Similarly to how it’d be in a real conflict, Star Fox doesn’t give me time to warm up. I must perform right away: figure out when to shoot with free aim and when to lock on, what to save up bombs for, how to identify enemy behavior patterns and whether I’m actually dealing damage, because at this fidelity, blinking polygons and clearer hit feedback are prohibited. The campaign is so brief in the purest arcade sense that it’s easy to consider the first walkthrough to be the tutorial, but it’s once I select the second main menu option that I feel like I’m now being taught.

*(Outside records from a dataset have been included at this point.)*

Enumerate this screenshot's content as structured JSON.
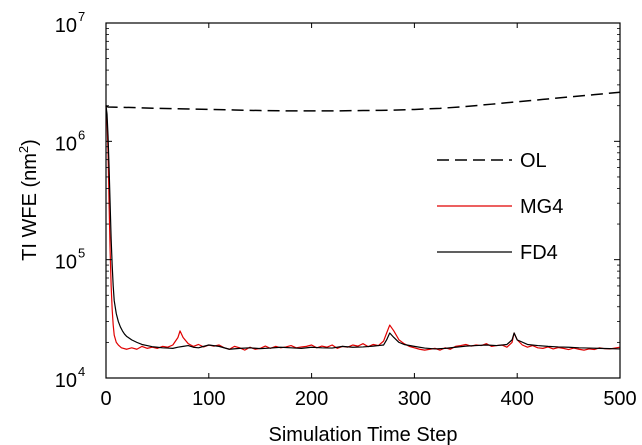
{
  "chart_data": {
    "type": "line",
    "xlabel": "Simulation Time Step",
    "ylabel": "TI WFE (nm",
    "ylabel_sup": "2",
    "ylabel_close": ")",
    "xlim": [
      0,
      500
    ],
    "ylim": [
      10000,
      10000000
    ],
    "yscale": "log",
    "xticks": [
      0,
      100,
      200,
      300,
      400,
      500
    ],
    "xtick_labels": [
      "0",
      "100",
      "200",
      "300",
      "400",
      "500"
    ],
    "yticks": [
      10000,
      100000,
      1000000,
      10000000
    ],
    "ytick_base": "10",
    "ytick_exponents": [
      "4",
      "5",
      "6",
      "7"
    ],
    "grid": false,
    "legend_position": "right",
    "series": [
      {
        "name": "OL",
        "color": "#000000",
        "style": "dashed",
        "x": [
          0,
          2,
          25,
          50,
          75,
          100,
          125,
          150,
          175,
          200,
          225,
          250,
          275,
          300,
          325,
          350,
          375,
          400,
          425,
          450,
          475,
          500
        ],
        "y": [
          2000000,
          1950000,
          1930000,
          1900000,
          1880000,
          1860000,
          1840000,
          1820000,
          1810000,
          1810000,
          1810000,
          1820000,
          1830000,
          1860000,
          1900000,
          1970000,
          2060000,
          2160000,
          2260000,
          2370000,
          2480000,
          2600000
        ]
      },
      {
        "name": "MG4",
        "color": "#e00000",
        "style": "solid",
        "x": [
          0,
          1,
          2,
          3,
          4,
          5,
          6,
          7,
          8,
          10,
          12,
          15,
          20,
          25,
          30,
          35,
          40,
          45,
          50,
          55,
          60,
          65,
          70,
          72,
          75,
          80,
          85,
          90,
          95,
          100,
          105,
          110,
          115,
          120,
          125,
          130,
          135,
          140,
          145,
          150,
          155,
          160,
          165,
          170,
          175,
          180,
          185,
          190,
          195,
          200,
          205,
          210,
          215,
          220,
          225,
          230,
          235,
          240,
          245,
          250,
          255,
          260,
          265,
          270,
          273,
          276,
          280,
          285,
          290,
          295,
          300,
          305,
          310,
          315,
          320,
          325,
          330,
          335,
          340,
          345,
          350,
          355,
          360,
          365,
          370,
          375,
          380,
          385,
          390,
          395,
          397,
          400,
          405,
          410,
          415,
          420,
          425,
          430,
          435,
          440,
          445,
          450,
          455,
          460,
          465,
          470,
          475,
          480,
          485,
          490,
          495,
          500
        ],
        "y": [
          2000000,
          1500000,
          800000,
          300000,
          120000,
          60000,
          38000,
          28000,
          23000,
          20000,
          19000,
          18000,
          17500,
          18000,
          17500,
          18500,
          17800,
          18200,
          17800,
          18500,
          18200,
          19000,
          22000,
          25000,
          22000,
          19500,
          18500,
          19200,
          18300,
          19000,
          18600,
          19000,
          18000,
          17500,
          18500,
          18000,
          17200,
          18200,
          17500,
          17800,
          18600,
          17800,
          18500,
          18000,
          18300,
          18800,
          18000,
          18300,
          18500,
          19000,
          18000,
          18600,
          18200,
          19000,
          17800,
          18500,
          18200,
          19000,
          18600,
          19500,
          18400,
          19200,
          18800,
          20500,
          24000,
          28000,
          25000,
          21000,
          19500,
          18500,
          18000,
          17500,
          17200,
          17500,
          17800,
          17200,
          18000,
          17500,
          18500,
          18800,
          19200,
          18600,
          19000,
          18800,
          19500,
          18500,
          18800,
          19000,
          18200,
          20000,
          24000,
          21000,
          19000,
          18200,
          18800,
          18000,
          17800,
          18300,
          17600,
          18100,
          17800,
          17400,
          17900,
          17500,
          17200,
          17600,
          17400,
          18000,
          17700,
          17600,
          17900,
          18200
        ]
      },
      {
        "name": "FD4",
        "color": "#000000",
        "style": "solid",
        "x": [
          0,
          1,
          2,
          3,
          4,
          5,
          6,
          7,
          8,
          10,
          12,
          14,
          16,
          18,
          20,
          25,
          30,
          35,
          40,
          45,
          50,
          55,
          60,
          65,
          70,
          75,
          80,
          85,
          90,
          95,
          100,
          110,
          120,
          130,
          140,
          150,
          160,
          170,
          180,
          190,
          200,
          210,
          220,
          230,
          240,
          250,
          260,
          270,
          273,
          276,
          280,
          285,
          290,
          300,
          310,
          320,
          330,
          340,
          350,
          360,
          370,
          380,
          390,
          395,
          397,
          400,
          410,
          420,
          430,
          440,
          450,
          460,
          470,
          480,
          490,
          500
        ],
        "y": [
          2000000,
          1700000,
          1100000,
          600000,
          300000,
          150000,
          90000,
          60000,
          45000,
          35000,
          30000,
          27000,
          25000,
          23500,
          22500,
          21000,
          20000,
          19200,
          18800,
          18400,
          18200,
          18000,
          17900,
          17800,
          18200,
          18500,
          18800,
          18200,
          18000,
          18500,
          19000,
          18500,
          17500,
          17800,
          18000,
          17700,
          17900,
          18200,
          18000,
          17800,
          18200,
          18000,
          17900,
          18500,
          18200,
          18300,
          18600,
          19000,
          21000,
          24000,
          22000,
          20000,
          19200,
          18500,
          17900,
          17600,
          17800,
          18200,
          18600,
          18800,
          19000,
          18800,
          19200,
          21000,
          24000,
          21000,
          19200,
          18800,
          18500,
          18300,
          18200,
          18000,
          17900,
          17800,
          17700,
          17600
        ]
      }
    ]
  }
}
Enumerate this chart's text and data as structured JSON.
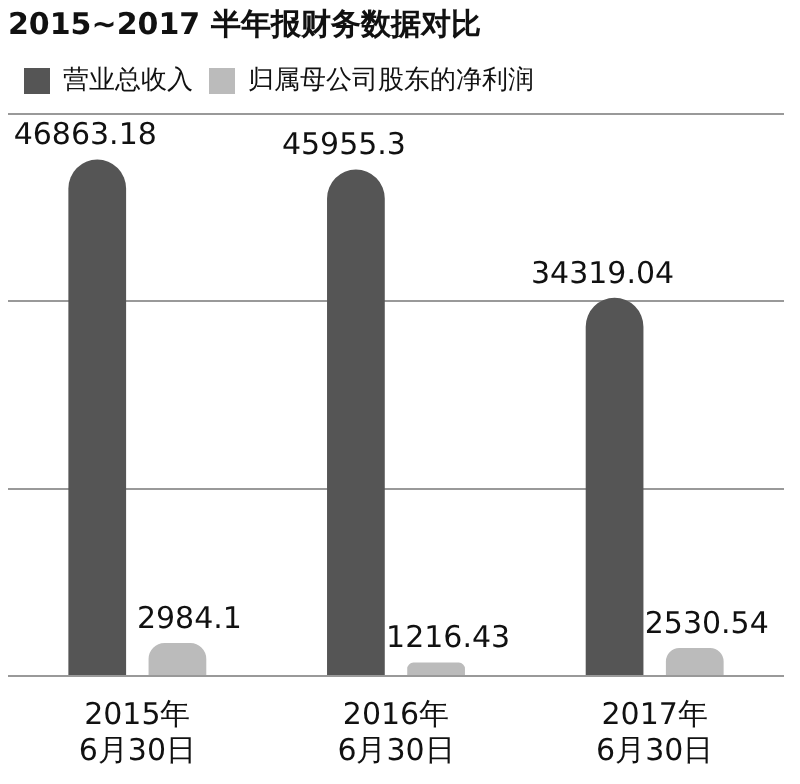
{
  "chart_data": {
    "type": "bar",
    "title": "2015~2017 半年报财务数据对比",
    "categories": [
      "2015年\n6月30日",
      "2016年\n6月30日",
      "2017年\n6月30日"
    ],
    "series": [
      {
        "name": "营业总收入",
        "color": "#555555",
        "values": [
          46863.18,
          45955.3,
          34319.04
        ]
      },
      {
        "name": "归属母公司股东的净利润",
        "color": "#bbbbbb",
        "values": [
          2984.1,
          1216.43,
          2530.54
        ]
      }
    ],
    "ylim": [
      0,
      51000
    ],
    "yticks": [
      {
        "value": 0,
        "label": null
      },
      {
        "value": 17000,
        "label": null
      },
      {
        "value": 34000,
        "label": null
      },
      {
        "value": 51000,
        "label": null
      }
    ],
    "tick_labels": "x",
    "grid": "y",
    "legend": "top left",
    "data_labels": true
  }
}
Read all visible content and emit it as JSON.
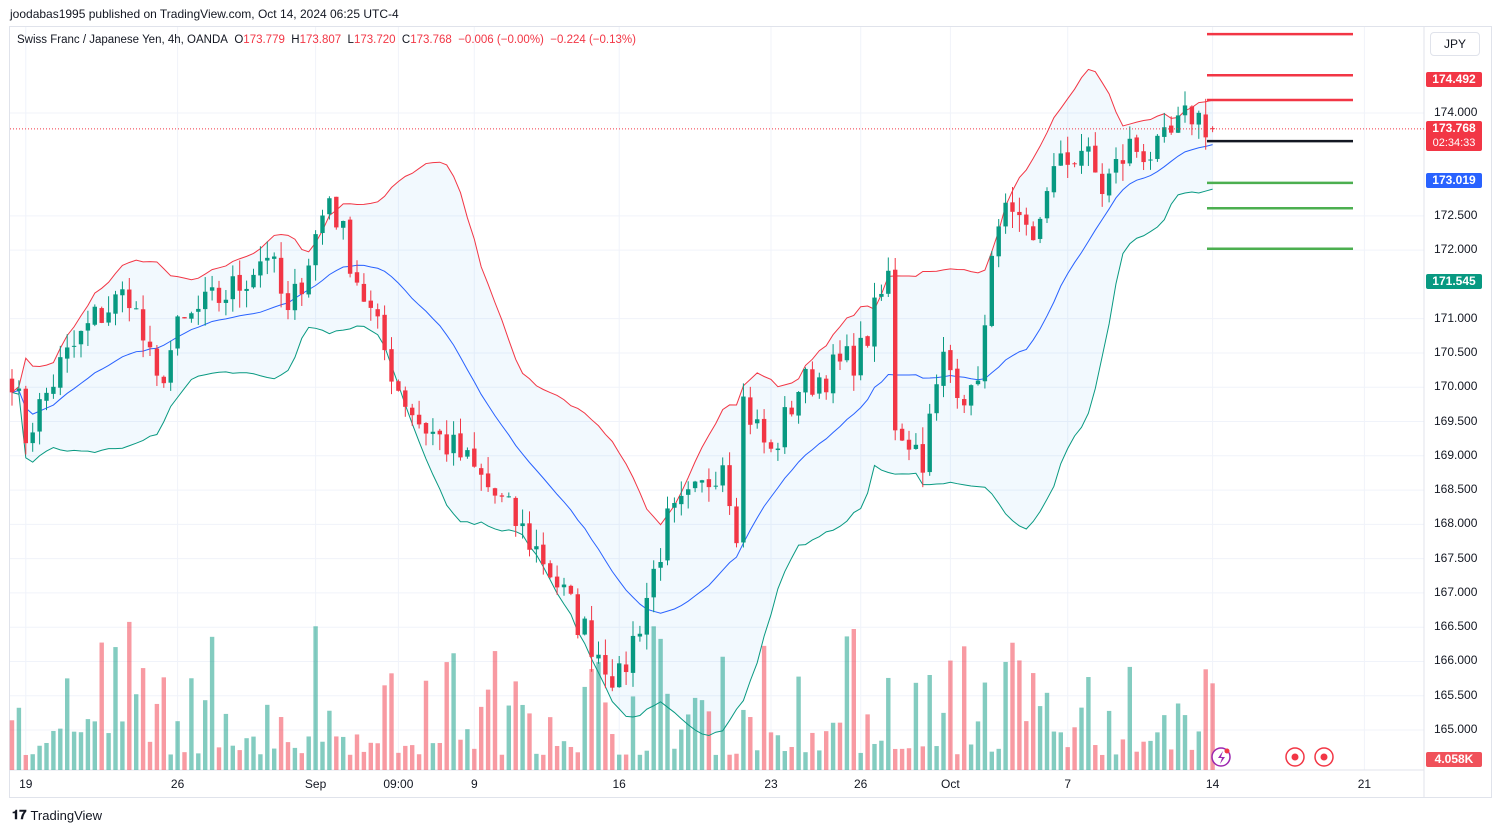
{
  "header": {
    "published": "joodabas1995 published on TradingView.com, Oct 14, 2024 06:25 UTC-4"
  },
  "legend": {
    "symbol": "Swiss Franc / Japanese Yen, 4h, OANDA",
    "o_label": "O",
    "o": "173.779",
    "h_label": "H",
    "h": "173.807",
    "l_label": "L",
    "l": "173.720",
    "c_label": "C",
    "c": "173.768",
    "change": "−0.006 (−0.00%)",
    "change2": "−0.224 (−0.13%)"
  },
  "currency": "JPY",
  "price_tags": {
    "upper_band": "174.492",
    "last": "173.768",
    "countdown": "02:34:33",
    "basis": "173.019",
    "lower_band": "171.545",
    "volume": "4.058K"
  },
  "colors": {
    "up": "#089981",
    "down": "#f23645",
    "basis": "#2962ff",
    "upper": "#f23645",
    "lower": "#089981",
    "fill": "#2196f3"
  },
  "brand": "TradingView",
  "chart_data": {
    "type": "candlestick",
    "title": "Swiss Franc / Japanese Yen, 4h, OANDA",
    "yticks": [
      "174.000",
      "172.500",
      "172.000",
      "171.000",
      "170.500",
      "170.000",
      "169.500",
      "169.000",
      "168.500",
      "168.000",
      "167.500",
      "167.000",
      "166.500",
      "166.000",
      "165.500",
      "165.000"
    ],
    "ytick_values": [
      174,
      172.5,
      172,
      171,
      170.5,
      170,
      169.5,
      169,
      168.5,
      168,
      167.5,
      167,
      166.5,
      166,
      165.5,
      165
    ],
    "xticks": [
      {
        "label": "19",
        "bar": 2
      },
      {
        "label": "26",
        "bar": 24
      },
      {
        "label": "Sep",
        "bar": 44
      },
      {
        "label": "09:00",
        "bar": 56
      },
      {
        "label": "9",
        "bar": 67
      },
      {
        "label": "16",
        "bar": 88
      },
      {
        "label": "23",
        "bar": 110
      },
      {
        "label": "26",
        "bar": 123
      },
      {
        "label": "Oct",
        "bar": 136
      },
      {
        "label": "7",
        "bar": 153
      },
      {
        "label": "14",
        "bar": 174
      },
      {
        "label": "21",
        "bar": 196
      }
    ],
    "close_waypoints": [
      [
        0,
        170.2
      ],
      [
        2,
        169.3
      ],
      [
        7,
        170.3
      ],
      [
        12,
        171.0
      ],
      [
        17,
        171.4
      ],
      [
        21,
        170.0
      ],
      [
        24,
        170.8
      ],
      [
        27,
        171.1
      ],
      [
        33,
        171.5
      ],
      [
        37,
        172.0
      ],
      [
        40,
        171.0
      ],
      [
        46,
        172.8
      ],
      [
        50,
        171.6
      ],
      [
        56,
        170.0
      ],
      [
        59,
        169.5
      ],
      [
        65,
        169.0
      ],
      [
        71,
        168.3
      ],
      [
        77,
        167.5
      ],
      [
        82,
        166.6
      ],
      [
        88,
        165.7
      ],
      [
        91,
        166.6
      ],
      [
        95,
        168.0
      ],
      [
        100,
        168.5
      ],
      [
        103,
        169.0
      ],
      [
        105,
        168.0
      ],
      [
        106,
        169.8
      ],
      [
        110,
        169.0
      ],
      [
        114,
        170.0
      ],
      [
        120,
        170.3
      ],
      [
        123,
        170.5
      ],
      [
        127,
        171.6
      ],
      [
        128,
        169.5
      ],
      [
        132,
        169.0
      ],
      [
        135,
        170.4
      ],
      [
        139,
        169.8
      ],
      [
        141,
        170.8
      ],
      [
        143,
        172.6
      ],
      [
        148,
        172.0
      ],
      [
        150,
        173.0
      ],
      [
        155,
        173.5
      ],
      [
        158,
        172.9
      ],
      [
        162,
        173.5
      ],
      [
        166,
        173.4
      ],
      [
        171,
        174.0
      ],
      [
        174,
        173.768
      ]
    ],
    "hlines": {
      "resistance": [
        175.15,
        174.55,
        174.19
      ],
      "pivot": [
        173.59
      ],
      "support": [
        172.98,
        172.61,
        172.02
      ]
    },
    "indicators": [
      "Bollinger Bands (20, 2)",
      "Volume"
    ],
    "last": {
      "open": 173.779,
      "high": 173.807,
      "low": 173.72,
      "close": 173.768
    },
    "ylim": [
      164.4,
      175.7
    ]
  }
}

The new Challenges are deceptively simple. They give me a blueprint of how to experience each level, but they never tell me how to excel. This is the amount of points I can get, this is the curiosity I should investigate, and then, how do I actually shoot all these robots when the fly-over is so short? And thanks to the expert layer of Challenges locked behind this progression, I’m never overwhelmed and study every level gradually before I can attempt more ambitious campaign runs.

Thankfully, it’s never the Hitman situation when I scroll through the in-game list of all the ways to perform an assassination before realizing I’ve just spoiled discovering these by myself. There’s enough ambiguity in Challenges that I still need to play around and see what works. In other words, go through the actual process of learning.